Saudi border deal
by Brian Whitaker
Originally published in Middle East International, 16 June, 2000
AFTER more than 65 years of sporadic conflict, Yemen and Saudi Arabia have signed a border deal which promises to bring a new era of improved relations between the two countries.
A statement by the official Yemeni news agency, Saba, issued as MEI went to press, described the deal as a "final and permanent treaty for marine and land borders".
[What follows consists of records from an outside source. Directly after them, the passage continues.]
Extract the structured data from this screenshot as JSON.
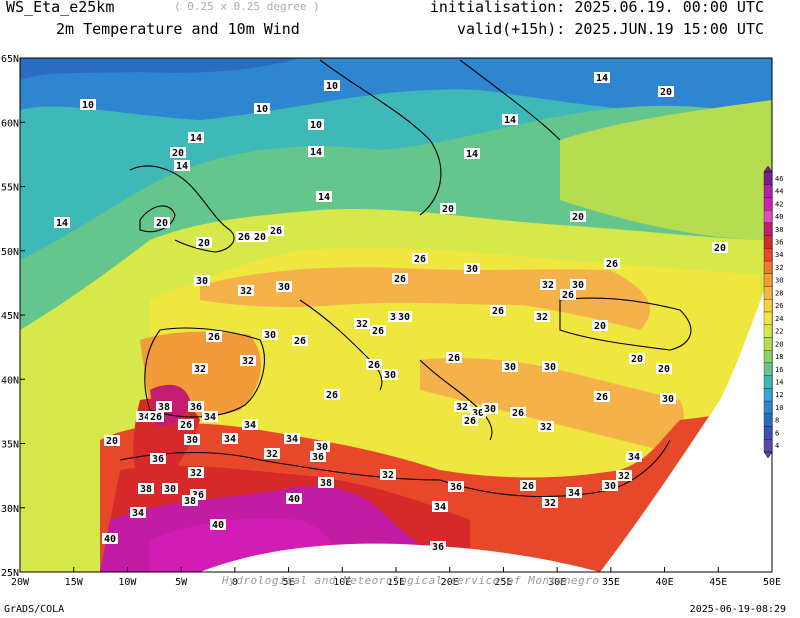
{
  "header": {
    "title": "WS_Eta_e25km",
    "resolution": "( 0.25 x 0.25 degree )",
    "subtitle": "2m Temperature and 10m Wind",
    "initialisation": "initialisation: 2025.06.19. 00:00 UTC",
    "valid": "valid(+15h): 2025.JUN.19 15:00 UTC"
  },
  "footer": {
    "left": "GrADS/COLA",
    "right": "2025-06-19-08:29",
    "watermark": "Hydrological and Meteorological service of Montenegro"
  },
  "axes": {
    "lon_labels": [
      "20W",
      "15W",
      "10W",
      "5W",
      "0",
      "5E",
      "10E",
      "15E",
      "20E",
      "25E",
      "30E",
      "35E",
      "40E",
      "45E",
      "50E"
    ],
    "lat_labels": [
      "65N",
      "60N",
      "55N",
      "50N",
      "45N",
      "40N",
      "35N",
      "30N",
      "25N"
    ]
  },
  "colorbar": {
    "levels": [
      "46",
      "44",
      "42",
      "40",
      "38",
      "36",
      "34",
      "32",
      "30",
      "28",
      "26",
      "24",
      "22",
      "20",
      "18",
      "16",
      "14",
      "12",
      "10",
      "8",
      "6",
      "4"
    ],
    "colors": [
      "#7a1f8c",
      "#b21fb0",
      "#d11db4",
      "#e14cc4",
      "#c41c6e",
      "#d62a2a",
      "#e8482a",
      "#f07830",
      "#f39a3a",
      "#f6b24a",
      "#f8d23c",
      "#f0e640",
      "#d6e84a",
      "#b6dc52",
      "#8ed26a",
      "#64c68c",
      "#3fb8b8",
      "#3aa6d8",
      "#2e86d0",
      "#2a6cc0",
      "#3a52b0",
      "#5a4aa8"
    ]
  },
  "isotherm_labels": [
    "10",
    "14",
    "20",
    "26",
    "30",
    "32",
    "34",
    "36",
    "38",
    "40"
  ],
  "colors": {
    "cold": "#2e86d0",
    "cool": "#64c68c",
    "mild": "#d6e84a",
    "warm": "#f6b24a",
    "hot": "#d62a2a",
    "extreme": "#c21ca4"
  }
}
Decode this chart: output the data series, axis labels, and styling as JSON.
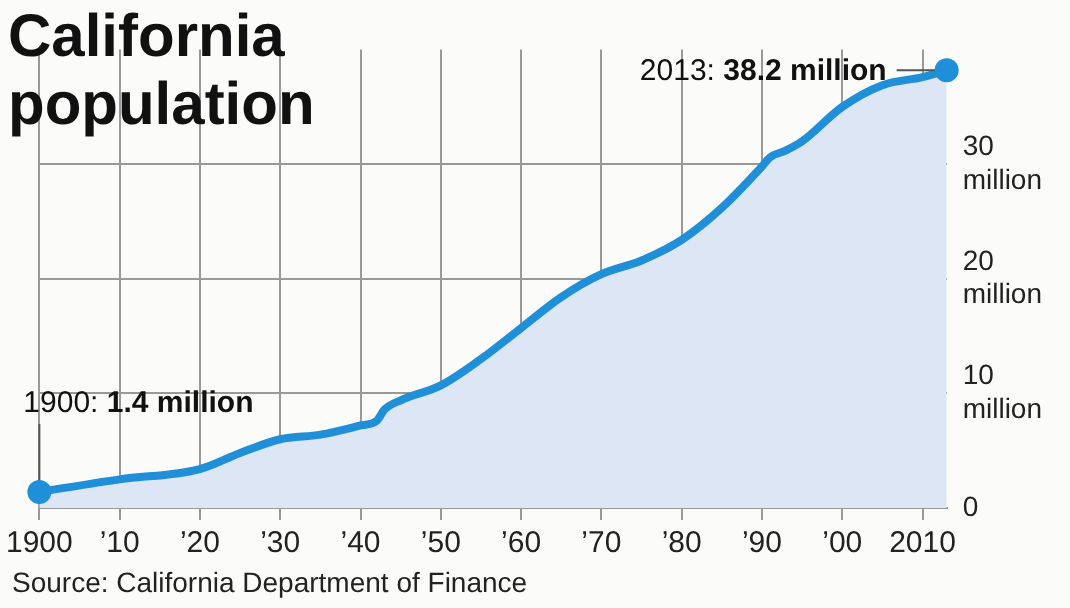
{
  "chart_data": {
    "type": "area",
    "title": "California population",
    "x": [
      1900,
      1910,
      1920,
      1925,
      1930,
      1935,
      1940,
      1942,
      1943,
      1945,
      1950,
      1955,
      1960,
      1965,
      1970,
      1975,
      1980,
      1985,
      1990,
      1991,
      1993,
      1995,
      2000,
      2005,
      2010,
      2013
    ],
    "series": [
      {
        "color": "#1e8fd8",
        "values": [
          1.4,
          2.5,
          3.4,
          4.8,
          6.0,
          6.4,
          7.2,
          7.6,
          8.6,
          9.4,
          10.7,
          13.0,
          15.7,
          18.4,
          20.4,
          21.6,
          23.4,
          26.2,
          29.8,
          30.6,
          31.2,
          32.0,
          35.0,
          36.9,
          37.6,
          38.2
        ]
      }
    ],
    "xlim": [
      1900,
      2013
    ],
    "ylim": [
      0,
      40
    ],
    "xticks": [
      1900,
      {
        "value": 1910,
        "label": "’10"
      },
      {
        "value": 1920,
        "label": "’20"
      },
      {
        "value": 1930,
        "label": "’30"
      },
      {
        "value": 1940,
        "label": "’40"
      },
      {
        "value": 1950,
        "label": "’50"
      },
      {
        "value": 1960,
        "label": "’60"
      },
      {
        "value": 1970,
        "label": "’70"
      },
      {
        "value": 1980,
        "label": "’80"
      },
      {
        "value": 1990,
        "label": "’90"
      },
      {
        "value": 2000,
        "label": "’00"
      },
      2010
    ],
    "yticks": [
      0,
      {
        "value": 10,
        "label": "10 million"
      },
      {
        "value": 20,
        "label": "20 million"
      },
      {
        "value": 30,
        "label": "30 million"
      }
    ],
    "grid": true,
    "legend": false,
    "annotations": [
      {
        "text": "2013: 38.2 million",
        "x": 2013,
        "y": 38.2
      },
      {
        "text": "1900: 1.4 million",
        "x": 1900,
        "y": 1.4
      },
      "Source: California Department of Finance"
    ]
  }
}
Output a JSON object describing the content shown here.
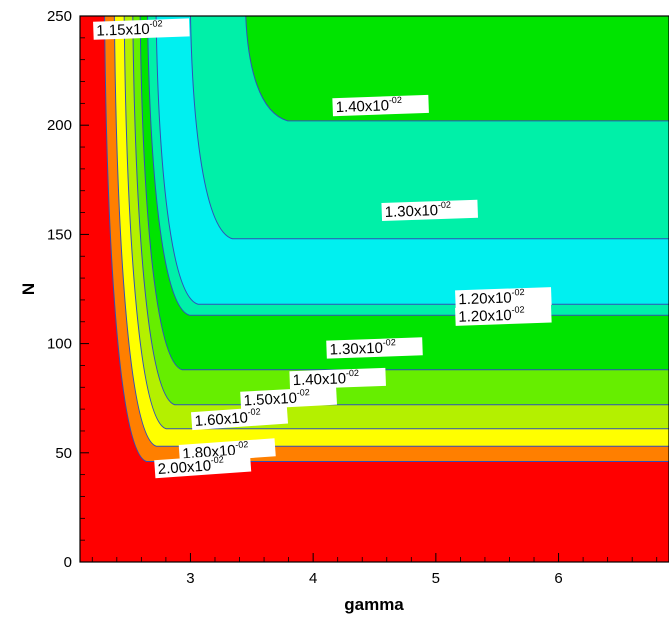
{
  "chart_data": {
    "type": "heatmap",
    "subtype": "filled-contour",
    "title": "",
    "xlabel": "gamma",
    "ylabel": "N",
    "xlim": [
      2.1,
      6.9
    ],
    "ylim": [
      0,
      250
    ],
    "x_ticks": [
      3,
      4,
      5,
      6
    ],
    "y_ticks": [
      0,
      50,
      100,
      150,
      200,
      250
    ],
    "grid": false,
    "legend": "none",
    "contour_colors": {
      "red": "#ff0000",
      "orange": "#ff7f00",
      "yellow": "#ffff00",
      "yellow_green": "#b4f000",
      "light_green": "#66ee00",
      "green": "#00e400",
      "aqua_green": "#00f0a8",
      "cyan": "#00f0f0",
      "line": "#3050b8"
    },
    "bands": [
      {
        "color": "red",
        "asymptote_y": 42,
        "asymptote_x": 2.1
      },
      {
        "color": "orange",
        "asymptote_y": 46,
        "asymptote_x": 2.3
      },
      {
        "color": "yellow",
        "asymptote_y": 53,
        "asymptote_x": 2.38
      },
      {
        "color": "yellow_green",
        "asymptote_y": 61,
        "asymptote_x": 2.46
      },
      {
        "color": "light_green",
        "asymptote_y": 72,
        "asymptote_x": 2.53
      },
      {
        "color": "green",
        "asymptote_y": 88,
        "asymptote_x": 2.59
      },
      {
        "color": "aqua_green",
        "asymptote_y": 113,
        "asymptote_x": 2.65
      },
      {
        "color": "cyan",
        "asymptote_y": 118,
        "asymptote_x": 2.72
      },
      {
        "color": "aqua_green",
        "asymptote_y": 148,
        "asymptote_x": 3.0
      },
      {
        "color": "green",
        "asymptote_y": 202,
        "asymptote_x": 3.45
      }
    ],
    "labels": [
      {
        "base": "1.15x10",
        "exp": "-02",
        "gamma": 2.6,
        "N": 244,
        "rotate": -2
      },
      {
        "base": "1.40x10",
        "exp": "-02",
        "gamma": 4.55,
        "N": 209,
        "rotate": -2
      },
      {
        "base": "1.30x10",
        "exp": "-02",
        "gamma": 4.95,
        "N": 161,
        "rotate": -2
      },
      {
        "base": "1.20x10",
        "exp": "-02",
        "gamma": 5.55,
        "N": 121,
        "rotate": -2
      },
      {
        "base": "1.20x10",
        "exp": "-02",
        "gamma": 5.55,
        "N": 113,
        "rotate": -2
      },
      {
        "base": "1.30x10",
        "exp": "-02",
        "gamma": 4.5,
        "N": 98,
        "rotate": -2
      },
      {
        "base": "1.40x10",
        "exp": "-02",
        "gamma": 4.2,
        "N": 84,
        "rotate": -2
      },
      {
        "base": "1.50x10",
        "exp": "-02",
        "gamma": 3.8,
        "N": 75,
        "rotate": -3
      },
      {
        "base": "1.60x10",
        "exp": "-02",
        "gamma": 3.4,
        "N": 66,
        "rotate": -4
      },
      {
        "base": "1.80x10",
        "exp": "-02",
        "gamma": 3.3,
        "N": 51,
        "rotate": -4
      },
      {
        "base": "2.00x10",
        "exp": "-02",
        "gamma": 3.1,
        "N": 44,
        "rotate": -4
      }
    ]
  }
}
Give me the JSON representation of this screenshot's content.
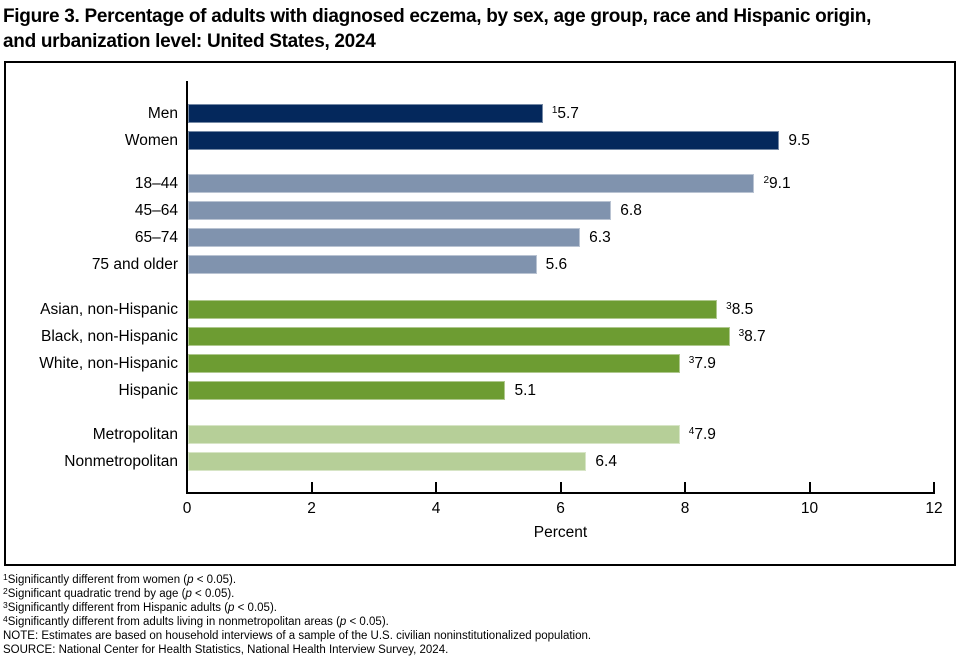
{
  "title_lines": [
    "Figure 3. Percentage of adults with diagnosed eczema, by sex, age group, race and Hispanic origin,",
    "and urbanization level: United States, 2024"
  ],
  "chart_data": {
    "type": "bar",
    "orientation": "horizontal",
    "title": "Figure 3. Percentage of adults with diagnosed eczema, by sex, age group, race and Hispanic origin, and urbanization level: United States, 2024",
    "xlabel": "Percent",
    "xlim": [
      0,
      12
    ],
    "xticks": [
      0,
      2,
      4,
      6,
      8,
      10,
      12
    ],
    "grid": false,
    "legend": "none",
    "groups": [
      {
        "id": "sex",
        "color": "#04285c",
        "bars": [
          {
            "label": "Men",
            "value": 5.7,
            "display": "5.7",
            "sup": "1"
          },
          {
            "label": "Women",
            "value": 9.5,
            "display": "9.5",
            "sup": ""
          }
        ]
      },
      {
        "id": "age-group",
        "color": "#8093ae",
        "bars": [
          {
            "label": "18–44",
            "value": 9.1,
            "display": "9.1",
            "sup": "2"
          },
          {
            "label": "45–64",
            "value": 6.8,
            "display": "6.8",
            "sup": ""
          },
          {
            "label": "65–74",
            "value": 6.3,
            "display": "6.3",
            "sup": ""
          },
          {
            "label": "75 and older",
            "value": 5.6,
            "display": "5.6",
            "sup": ""
          }
        ]
      },
      {
        "id": "race-hispanic-origin",
        "color": "#6d9c32",
        "bars": [
          {
            "label": "Asian, non-Hispanic",
            "value": 8.5,
            "display": "8.5",
            "sup": "3"
          },
          {
            "label": "Black, non-Hispanic",
            "value": 8.7,
            "display": "8.7",
            "sup": "3"
          },
          {
            "label": "White, non-Hispanic",
            "value": 7.9,
            "display": "7.9",
            "sup": "3"
          },
          {
            "label": "Hispanic",
            "value": 5.1,
            "display": "5.1",
            "sup": ""
          }
        ]
      },
      {
        "id": "urbanization-level",
        "color": "#b6cf98",
        "bars": [
          {
            "label": "Metropolitan",
            "value": 7.9,
            "display": "7.9",
            "sup": "4"
          },
          {
            "label": "Nonmetropolitan",
            "value": 6.4,
            "display": "6.4",
            "sup": ""
          }
        ]
      }
    ],
    "footnotes": [
      {
        "sup": "1",
        "before_p": "Significantly different from women (",
        "p": "p",
        "after_p": " < 0.05)."
      },
      {
        "sup": "2",
        "before_p": "Significant quadratic trend by age (",
        "p": "p",
        "after_p": " < 0.05)."
      },
      {
        "sup": "3",
        "before_p": "Significantly different from Hispanic adults (",
        "p": "p",
        "after_p": " < 0.05)."
      },
      {
        "sup": "4",
        "before_p": "Significantly different from adults living in nonmetropolitan areas (",
        "p": "p",
        "after_p": " < 0.05)."
      }
    ],
    "note": "NOTE: Estimates are based on household interviews of a sample of the U.S. civilian noninstitutionalized population.",
    "source": "SOURCE: National Center for Health Statistics, National Health Interview Survey, 2024."
  }
}
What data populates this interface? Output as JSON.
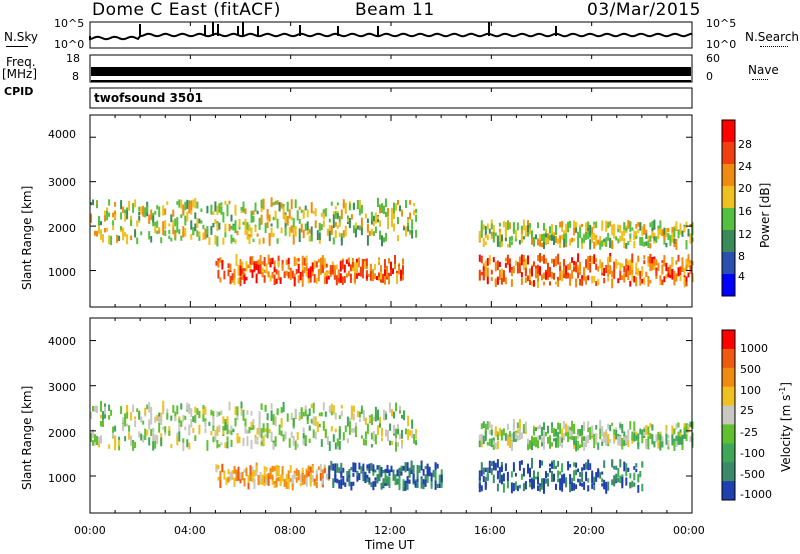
{
  "header": {
    "station": "Dome C East (fitACF)",
    "beam": "Beam 11",
    "date": "03/Mar/2015"
  },
  "strip_labels": {
    "nsky": "N.Sky",
    "freq": "Freq.",
    "freq_unit": "[MHz]",
    "cpid": "CPID",
    "nsearch": "N.Search",
    "nave": "Nave",
    "nsky_ticks": [
      "10^5",
      "10^0"
    ],
    "freq_ticks": [
      "18",
      "8"
    ],
    "nave_ticks": [
      "60",
      "0"
    ]
  },
  "cpid_text": "twofsound 3501",
  "chart_data": [
    {
      "type": "heatmap",
      "panel": "power",
      "ylabel": "Slant Range [km]",
      "xlabel": "Time UT",
      "ylim": [
        180,
        4500
      ],
      "yticks": [
        "4000",
        "3000",
        "2000",
        "1000"
      ],
      "xticks": [
        "00:00",
        "04:00",
        "08:00",
        "12:00",
        "16:00",
        "20:00",
        "00:00"
      ],
      "colorbar_label": "Power [dB]",
      "colorbar_ticks": [
        "28",
        "24",
        "20",
        "16",
        "12",
        "8",
        "4"
      ],
      "colors": [
        "#0000ff",
        "#2a4fb0",
        "#3a8a5a",
        "#55c040",
        "#f0c020",
        "#f08a10",
        "#f04010",
        "#ff0000"
      ],
      "scatter_bands": [
        {
          "t_start": 0.0,
          "t_end": 13.0,
          "range_center": 2100,
          "range_width": 900,
          "level": 4
        },
        {
          "t_start": 5.0,
          "t_end": 12.5,
          "range_center": 1000,
          "range_width": 500,
          "level": 6
        },
        {
          "t_start": 15.5,
          "t_end": 24.0,
          "range_center": 1000,
          "range_width": 600,
          "level": 6
        },
        {
          "t_start": 15.5,
          "t_end": 24.0,
          "range_center": 1800,
          "range_width": 500,
          "level": 4
        }
      ]
    },
    {
      "type": "heatmap",
      "panel": "velocity",
      "ylabel": "Slant Range [km]",
      "xlabel": "Time UT",
      "ylim": [
        180,
        4500
      ],
      "yticks": [
        "4000",
        "3000",
        "2000",
        "1000"
      ],
      "xticks": [
        "00:00",
        "04:00",
        "08:00",
        "12:00",
        "16:00",
        "20:00",
        "00:00"
      ],
      "colorbar_label": "Velocity [m s",
      "colorbar_label_sup": "-1",
      "colorbar_label_end": "]",
      "colorbar_ticks": [
        "1000",
        "500",
        "100",
        "25",
        "-25",
        "-100",
        "-500",
        "-1000"
      ],
      "colors": [
        "#2040b0",
        "#3a8a6a",
        "#3fa858",
        "#60c030",
        "#c8c8c0",
        "#f0c020",
        "#f08a10",
        "#f05a10",
        "#ff0000"
      ],
      "scatter_bands": [
        {
          "t_start": 0.0,
          "t_end": 13.0,
          "range_center": 2100,
          "range_width": 900,
          "level": 4
        },
        {
          "t_start": 5.0,
          "t_end": 9.5,
          "range_center": 1000,
          "range_width": 400,
          "level": 6
        },
        {
          "t_start": 9.5,
          "t_end": 14.0,
          "range_center": 1000,
          "range_width": 500,
          "level": 1
        },
        {
          "t_start": 15.5,
          "t_end": 22.0,
          "range_center": 1000,
          "range_width": 600,
          "level": 1
        },
        {
          "t_start": 15.5,
          "t_end": 24.0,
          "range_center": 1900,
          "range_width": 500,
          "level": 4
        }
      ]
    }
  ]
}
No details were given, but it said it the agreement incorporated the line adopted by the 1934 Ta’if treaty, which defined the western end of the border, and also covered the remaining (major) part of the 1,500-mile border which has not previously been defined.
The agreement came on the first full day of an official visit to the kingdom by President Ali Abdullah Salih - visit which had been heralded as historic but which was overshadowed and cut short by the death of President Assad in Syria. Salih and Crown Prince Abdullah then left separately for Damascus to attend the funeral.
It became clear that a breakthrough was near when Crown Prince Abdullah, after years of frosty relations between the two neighbours, attended celebrations in Sana’a to mark the tenth anniversary of Yemeni unification on May 22.
There had been speculation that a deal would be signed during the prince’s visit but last-minute hitches, thought to be connected with tribal boundaries in the border area, prevented it.
One so-far-unexplained aspect of the deal is that neither President Salih nor Prince Abdullah put their name to the document. It was signed by the two foreign ministers: Abd al-Qadr Bagammal for Yemen and Prince Saud Al-Faisal for Saudi Arabia.
Details of the agreement were due to be given at a press conference on June 14.
The border quarrel had become an almost permanent feature of Saudi-Yemeni relations which have been characterised by mutual suspicion and claims of interference in each other’s internal affairs.
Whether the border was a root cause of the friction or merely a symptom of it remains to be seen. Yemen has previously attributed many of its internal problems - ranging from kidnappings to the 1994 north-south war - to machinations by the Saudis. Now, either those problems will diminish or Yemen will place the blame elsewhere.